Refined DNA Repair Manipulation Enables a Universal Knock-in Strategy in Mouse Embryos

The design and screening of sgRNA in CRISPR-dependent gene knock-in is always laborious. Therefore, a universal and highly efficient knock-in strategy suitable for different sgRNA target sites is necessary. In our mouse embryo study, we find that the knock-in efficiency guided by adjacent sgRNAs varies greatly, although similar editing efficiency. MMEJ-biased sgRNAs usually lead to high knock-in efficiency, whereas NHEJ-biased sgRNAs result in low knock-in efficiency. Blocking MMEJ repair by knocking down Polq can enhance knock-in efficiency, but inhibiting NHEJ repair shows variable effects. We identify a compound, AZD7648, that re-orients NHEJ repair toward MMEJ. Finally, by combining AZD7648 treatment with Polq knockdown, we develop a universal and highly efficient knock-in strategy in mouse embryos.

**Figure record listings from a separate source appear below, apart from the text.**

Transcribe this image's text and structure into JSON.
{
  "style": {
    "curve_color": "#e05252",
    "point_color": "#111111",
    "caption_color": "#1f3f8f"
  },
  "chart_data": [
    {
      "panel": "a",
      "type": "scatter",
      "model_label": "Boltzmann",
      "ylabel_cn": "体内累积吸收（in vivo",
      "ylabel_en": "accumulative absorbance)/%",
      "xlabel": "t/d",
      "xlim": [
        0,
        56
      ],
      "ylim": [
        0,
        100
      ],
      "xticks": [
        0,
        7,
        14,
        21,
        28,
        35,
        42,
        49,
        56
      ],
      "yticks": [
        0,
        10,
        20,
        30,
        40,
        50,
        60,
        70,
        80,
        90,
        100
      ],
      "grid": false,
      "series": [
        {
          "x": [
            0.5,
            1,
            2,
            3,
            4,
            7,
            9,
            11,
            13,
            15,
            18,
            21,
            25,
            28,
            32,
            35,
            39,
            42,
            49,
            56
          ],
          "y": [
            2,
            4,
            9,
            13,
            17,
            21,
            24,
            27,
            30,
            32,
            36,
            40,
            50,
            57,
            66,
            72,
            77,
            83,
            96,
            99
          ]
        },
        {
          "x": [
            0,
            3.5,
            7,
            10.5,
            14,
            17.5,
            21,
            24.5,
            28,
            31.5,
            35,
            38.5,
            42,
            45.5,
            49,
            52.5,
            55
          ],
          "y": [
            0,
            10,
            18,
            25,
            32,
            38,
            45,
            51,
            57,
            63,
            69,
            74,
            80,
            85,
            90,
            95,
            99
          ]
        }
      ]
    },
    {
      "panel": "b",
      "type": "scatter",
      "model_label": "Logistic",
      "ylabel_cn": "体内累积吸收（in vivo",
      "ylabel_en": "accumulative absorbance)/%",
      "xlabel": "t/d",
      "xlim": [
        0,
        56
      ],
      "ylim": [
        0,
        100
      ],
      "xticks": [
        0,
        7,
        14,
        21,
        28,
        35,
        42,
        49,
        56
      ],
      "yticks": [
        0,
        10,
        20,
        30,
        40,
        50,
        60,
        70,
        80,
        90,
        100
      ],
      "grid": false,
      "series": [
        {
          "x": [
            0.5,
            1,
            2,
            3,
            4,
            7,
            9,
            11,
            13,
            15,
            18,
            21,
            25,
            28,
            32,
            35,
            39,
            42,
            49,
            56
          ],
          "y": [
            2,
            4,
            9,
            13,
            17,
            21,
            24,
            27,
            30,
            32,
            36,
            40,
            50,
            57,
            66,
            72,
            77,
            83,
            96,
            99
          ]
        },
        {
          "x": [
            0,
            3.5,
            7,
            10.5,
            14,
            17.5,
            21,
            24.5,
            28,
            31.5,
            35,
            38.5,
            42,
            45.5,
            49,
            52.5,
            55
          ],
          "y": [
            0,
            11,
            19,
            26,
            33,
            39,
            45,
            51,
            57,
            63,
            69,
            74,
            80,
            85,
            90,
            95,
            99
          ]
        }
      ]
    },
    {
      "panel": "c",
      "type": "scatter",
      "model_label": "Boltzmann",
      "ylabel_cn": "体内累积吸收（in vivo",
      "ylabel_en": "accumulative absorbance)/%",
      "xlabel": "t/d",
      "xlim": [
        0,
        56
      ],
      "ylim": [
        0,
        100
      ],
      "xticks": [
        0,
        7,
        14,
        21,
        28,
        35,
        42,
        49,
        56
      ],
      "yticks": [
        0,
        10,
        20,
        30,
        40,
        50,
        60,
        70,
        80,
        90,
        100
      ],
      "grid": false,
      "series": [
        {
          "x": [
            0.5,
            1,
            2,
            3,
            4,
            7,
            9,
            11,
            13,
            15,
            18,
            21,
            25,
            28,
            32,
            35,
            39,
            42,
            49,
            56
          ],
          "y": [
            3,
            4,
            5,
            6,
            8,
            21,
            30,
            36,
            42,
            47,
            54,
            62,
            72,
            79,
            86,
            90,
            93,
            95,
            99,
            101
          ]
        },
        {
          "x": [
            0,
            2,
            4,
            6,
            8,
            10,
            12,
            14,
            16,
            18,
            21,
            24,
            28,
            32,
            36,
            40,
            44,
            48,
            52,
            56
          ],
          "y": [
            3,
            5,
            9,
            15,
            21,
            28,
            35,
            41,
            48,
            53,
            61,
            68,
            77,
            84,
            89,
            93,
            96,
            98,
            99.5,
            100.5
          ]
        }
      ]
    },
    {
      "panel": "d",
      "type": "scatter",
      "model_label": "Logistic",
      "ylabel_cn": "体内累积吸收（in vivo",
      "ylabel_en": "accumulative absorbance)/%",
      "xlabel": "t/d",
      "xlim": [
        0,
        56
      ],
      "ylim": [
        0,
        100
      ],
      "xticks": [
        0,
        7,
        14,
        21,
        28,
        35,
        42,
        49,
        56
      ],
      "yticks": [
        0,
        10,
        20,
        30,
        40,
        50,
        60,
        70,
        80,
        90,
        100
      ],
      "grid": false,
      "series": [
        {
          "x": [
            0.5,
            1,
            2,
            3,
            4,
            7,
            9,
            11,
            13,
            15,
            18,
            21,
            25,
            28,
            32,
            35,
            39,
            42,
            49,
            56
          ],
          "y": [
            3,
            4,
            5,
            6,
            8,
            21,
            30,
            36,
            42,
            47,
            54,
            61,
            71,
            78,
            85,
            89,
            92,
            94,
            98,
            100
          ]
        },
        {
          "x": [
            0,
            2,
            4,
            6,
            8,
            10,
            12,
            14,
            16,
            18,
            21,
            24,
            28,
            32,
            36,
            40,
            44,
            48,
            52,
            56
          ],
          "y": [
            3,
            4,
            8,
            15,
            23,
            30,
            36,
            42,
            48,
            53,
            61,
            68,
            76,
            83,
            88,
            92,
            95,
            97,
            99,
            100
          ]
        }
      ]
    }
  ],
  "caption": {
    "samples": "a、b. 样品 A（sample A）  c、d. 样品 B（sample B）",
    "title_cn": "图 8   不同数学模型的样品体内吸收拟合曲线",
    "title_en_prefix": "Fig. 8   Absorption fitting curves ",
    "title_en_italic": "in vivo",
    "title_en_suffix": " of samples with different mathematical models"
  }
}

This approach is validated at more than ten genomic loci, achieving up to 90% knock-in efficiency, marking a significant advancement toward predictable and highly efficient CRISPR-mediated gene integration. Overall design: We constructed an RNA-Seq dataset to investigate the transcriptome-wide effects of Polq knockdown using CasRX in mouse embryos. One-cell stage embryos were microinjected at 20 hours post-hCG administration, and total RNA was extracted 10 hours later when the embryos had reached the 2-cell stage. Each sample consisted of five embryos, and four biological replicates were included for both the Polq knockdown (CasRX/KD-Polq) and control (CasRX) groups.